The school of the eye involves to lend attention to images, to decipher them. This learning implies a proximity to artworks. This is why I teach my Master-level common core curriculum in the Orsay Museum, in which the artworks I study are displayed in the upper floors, above the auditorium in which I speak, which does not prevent me from screening many other images of course. I choose rather complex artworks, which have a polysemous dimension. My second principle is to avoid confining my course to an internalist art history, as it remains practiced in too many places. I put art in relation with all the available tools in human and social sciences. It is not (only) about delectation, but also understanding the process which leads the artwork from its imagination by an artist to its reception, on the short and the long run. This requires the use of a range of tools: political, social, anthropological, economic, technical, legal, psychological, literary, philosophical, poetical, etc. Before undergoing such an analysis, the image remain lacking a satisfying interpretation.

Are there image media to favor in particular ?

No, each medium has its own features. Caricature was completely ignored, and all of a sudden, it surged on the international stage. For the first time, with drawings published in the Danish newspaper Jyllands-Posten, which were then picked up by Charlie Hebdo which also produced new ones. Then, the January 2015 attack against Charlie Hebdo revived the issue around the right to an image, to any image. In this specific situation, it is possible to show that no medium should be overlooked, but also that an education of the eye is necessary to distinguish an artwork, which by definition is symbolic, from reality. To draw is not to kill. Art generates a catharsis, and it is used since Greek tragedy to express things so we don’t have to do them, if I may. But we first must understand how this works. Both for the present and for the past.
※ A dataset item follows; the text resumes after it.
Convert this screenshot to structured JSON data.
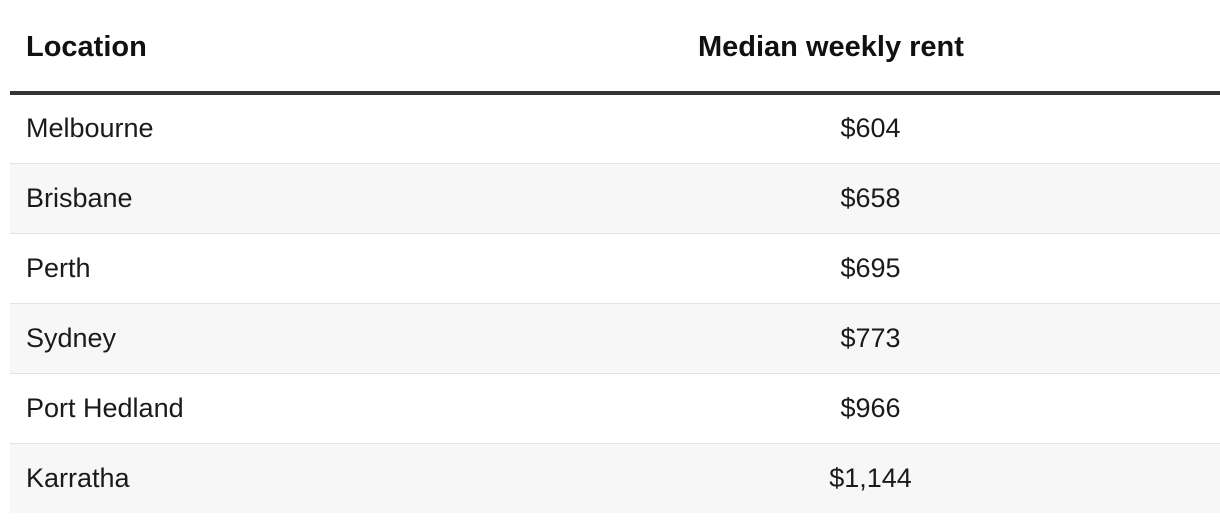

The two cast light on one another.

It is unusual to think in both ways, we are used to say that the past casts light on the present but not the contrary

To understand the significance of caricatures of the prophet Muhammad and the contrast in their reception allows us to better understand the iconoclastic period in ancient times. Through recent events, we know again what means the “quarrel of images”, with the refusal by some believers of caricatures of the prophet they acknowledge. But this quarrel was preceded by other refusals, by Christian believers in particular, of representation of Christ they deemed unacceptable. And we must also recall the very old mythical episode of the worship of the golden calf. In the Bible, we can read: “You shall not make for yourself an image in the form of anything in heaven above or on the earth beneath or in the waters below.” To tell this story provides new tools to be used by contemporaries.

Do you have the feeling that your students take a better look at images at the end of your course ?

I would certainly not start swaggering, but I try to involve them in the process of knowledge of visual works from examples they contribute to choosing. For instance, among the exercises I demand and which have to be prepared out of the course (in 2nd year), about representations of warfare, every week, one or more student(s) present the image which struck them most. The students have to search, to look for images in books, but also in the streets, in the press or on social networks. In the jungle of images, I ask them to check that one image at least is waiting for us, catches our attention, moves us or questions us. Then, I convene visual producers, artists, especially those who go on the front lines, who are able to explain the making process of an image, which is conscious but also, at least partly, unconscious.

Indeed, we must always keep in mind that we are not purely rational beings, and that even absolutist scientists do not get away with some form of ideology, with their unconscious, this machine which works not only at night… Artists, for their part, incorporate more willingly the abundant reality of this continent. They work with it, and this is perhaps why their images are so striking.